La versión de Drácula de 1931, que encarna un sobreactuado Bela Lugosi, me empuja dando un paseo a la Sede Universitaria de Alicante. El público asistente está compuesto, en su mayoría, por jubilados o por estudiantes que acaban de leer la edición crítica de la novela de Bram Stoker. Una madre con peinado a lo Amy Winehouse lleva a su hija a conocer el mito.
Con permiso del conde, siempre me pareció más fascinante el personaje de Rendfield, interpretado por el actor americano Dwight Frye. No sólo a mí me enloquece esa mirada, esa risita demente. Alice Cooper compuso Ballad of Dwight Fry en honor a este actor, que se encasilló en papeles de maníacos.
A diez minutos del clímax, Drácula queda congelado intentando hipnotizar a Van Helsing. La imagen avanza unas cuantas décimas de segundo y se detiene. Así, a cámara lenta, Bela Lugosi está tan cómico que nos da la risa.
En vista de lo que sucede, avisan a un responsable. Manipula el aparato sin suerte. Extrae el deuvedé, lo inserta, busca opciones en el menú. Nadie da crédito a lo que ocurre cuando reinicia el film, ignorando el índice de capítulos. Por suerte, conoce el botón de avance rápido pero lo acciona a una velocidad ridícula. Nos comemos Drácula de nuevo escena por escena.

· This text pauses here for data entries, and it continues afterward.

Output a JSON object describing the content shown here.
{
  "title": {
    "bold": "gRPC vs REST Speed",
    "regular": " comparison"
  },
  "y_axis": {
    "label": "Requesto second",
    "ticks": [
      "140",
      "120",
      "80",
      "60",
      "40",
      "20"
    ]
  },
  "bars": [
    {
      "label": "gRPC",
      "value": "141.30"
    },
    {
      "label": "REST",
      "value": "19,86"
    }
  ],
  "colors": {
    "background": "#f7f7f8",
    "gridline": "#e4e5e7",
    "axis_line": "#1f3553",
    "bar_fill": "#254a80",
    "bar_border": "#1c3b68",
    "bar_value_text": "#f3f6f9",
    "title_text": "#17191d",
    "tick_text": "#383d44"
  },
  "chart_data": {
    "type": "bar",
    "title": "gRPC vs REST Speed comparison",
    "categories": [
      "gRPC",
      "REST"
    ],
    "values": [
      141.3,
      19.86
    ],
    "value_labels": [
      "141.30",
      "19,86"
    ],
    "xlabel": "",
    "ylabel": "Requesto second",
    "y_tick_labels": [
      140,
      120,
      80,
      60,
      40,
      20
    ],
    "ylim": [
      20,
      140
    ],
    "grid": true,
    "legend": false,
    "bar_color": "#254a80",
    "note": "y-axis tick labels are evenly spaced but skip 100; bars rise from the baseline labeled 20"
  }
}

Es curioso que ninguno de los presentes acuda en auxilio de esa mujer peleada con la tecnología. Me recuerda que los españoles nos lanzamos a la calle a protestar tarde y a destiempo. La mayoría de las ocasiones, cuando ya no hace falta. El deuvedé se vuelve a parar, esta vez un poco más adelante. La apurada auxiliar dice lo que todos esperamos: «Esto no tiene arreglo». Y añade: «Al final el vampiro muere».